Property prices are too high according to 75.6 percent of respondents to a central bank survey on Thursday, the highest level since real-estate data were included in the quarterly poll in 2009. The proportion of households that plan to buy property next quarter dropped 0.4 percentage point to 14.2 percent, the survey showed.
Prices in Beijing, Shanghai and 29 of 68 other cities monitored by the government were unchanged from July, the bureau said.
“It’s hard to tell where the turning point of China’s housing prices is as the country is so big,” Yao Wei (姚煒), a Hong Kong-based economist with Societe Generale SA, said ahead of the release yesterday. “For sure home prices will fall first in cities that imposed the strictest measures.”

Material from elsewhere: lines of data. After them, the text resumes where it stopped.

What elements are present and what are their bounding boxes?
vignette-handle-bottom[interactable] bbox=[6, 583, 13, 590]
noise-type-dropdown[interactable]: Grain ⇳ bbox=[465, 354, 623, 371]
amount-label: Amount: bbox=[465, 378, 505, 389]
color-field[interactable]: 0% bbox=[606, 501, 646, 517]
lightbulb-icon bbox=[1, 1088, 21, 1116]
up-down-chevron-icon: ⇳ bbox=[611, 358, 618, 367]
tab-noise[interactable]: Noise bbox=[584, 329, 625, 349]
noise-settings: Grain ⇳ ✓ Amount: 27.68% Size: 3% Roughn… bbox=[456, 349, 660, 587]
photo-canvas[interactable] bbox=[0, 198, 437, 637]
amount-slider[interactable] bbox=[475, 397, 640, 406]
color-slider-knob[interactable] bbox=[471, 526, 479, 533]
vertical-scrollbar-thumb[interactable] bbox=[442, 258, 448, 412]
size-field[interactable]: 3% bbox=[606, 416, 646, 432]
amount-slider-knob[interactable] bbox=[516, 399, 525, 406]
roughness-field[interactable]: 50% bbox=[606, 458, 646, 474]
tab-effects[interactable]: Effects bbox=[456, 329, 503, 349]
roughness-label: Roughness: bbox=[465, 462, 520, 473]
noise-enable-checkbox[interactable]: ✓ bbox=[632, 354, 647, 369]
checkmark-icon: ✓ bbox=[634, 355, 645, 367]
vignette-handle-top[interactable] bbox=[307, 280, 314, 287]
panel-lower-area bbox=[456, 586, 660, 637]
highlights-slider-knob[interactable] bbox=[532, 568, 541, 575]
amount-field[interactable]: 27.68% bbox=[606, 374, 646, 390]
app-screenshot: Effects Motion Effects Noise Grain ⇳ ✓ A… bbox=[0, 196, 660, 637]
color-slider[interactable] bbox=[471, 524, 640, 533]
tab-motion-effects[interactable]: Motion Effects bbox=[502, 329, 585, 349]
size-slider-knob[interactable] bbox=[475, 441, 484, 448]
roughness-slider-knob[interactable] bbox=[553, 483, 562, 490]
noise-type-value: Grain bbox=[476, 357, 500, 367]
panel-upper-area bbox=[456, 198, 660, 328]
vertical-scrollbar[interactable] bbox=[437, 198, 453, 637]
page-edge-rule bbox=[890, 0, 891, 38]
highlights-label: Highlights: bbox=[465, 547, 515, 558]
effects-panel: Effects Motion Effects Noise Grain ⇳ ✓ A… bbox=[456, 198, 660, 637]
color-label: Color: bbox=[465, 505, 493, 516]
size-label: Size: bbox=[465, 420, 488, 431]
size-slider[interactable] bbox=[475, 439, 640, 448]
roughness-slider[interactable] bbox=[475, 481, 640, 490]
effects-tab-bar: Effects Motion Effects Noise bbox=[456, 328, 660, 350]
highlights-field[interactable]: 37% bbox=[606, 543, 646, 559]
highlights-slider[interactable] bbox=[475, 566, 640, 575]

Existing home prices in Beijing last month rose 1.9 percent from a year earlier, while prices in Shanghai rose 3.7 percent, the statistics bureau said.
Property companies reported mixed results last month. Country Garden Holdings Co said its sales hit a record at 5.9 billion yuan (US$924 million), while China Vanke Co, the nation’s biggest developer, said sales dropped 13 percent from a year earlier.
There are no signs of a significant sales slowdown this month as most developers said their sales-to-date are on track with more new projects, according to a Deutsche Bank report on Wednesday led by analysts, including Tony Tsang.
China’s property prices may retreat in the next 12 to 18 months as banks curb loans to developers, Hong Kong billionaire developer Vincent Lo (羅康瑞) said earlier this month in an interview.
Some cities that posted rapid gains in home prices are facing pressure to bring them down, according to Societe Generale, though it’s unlikely the government will issue more nationwide property policies.
“China’s property policies are in a ‘deadlock’ right now,” Yao said. “Many local governments have complained that they didn’t want more curbs.”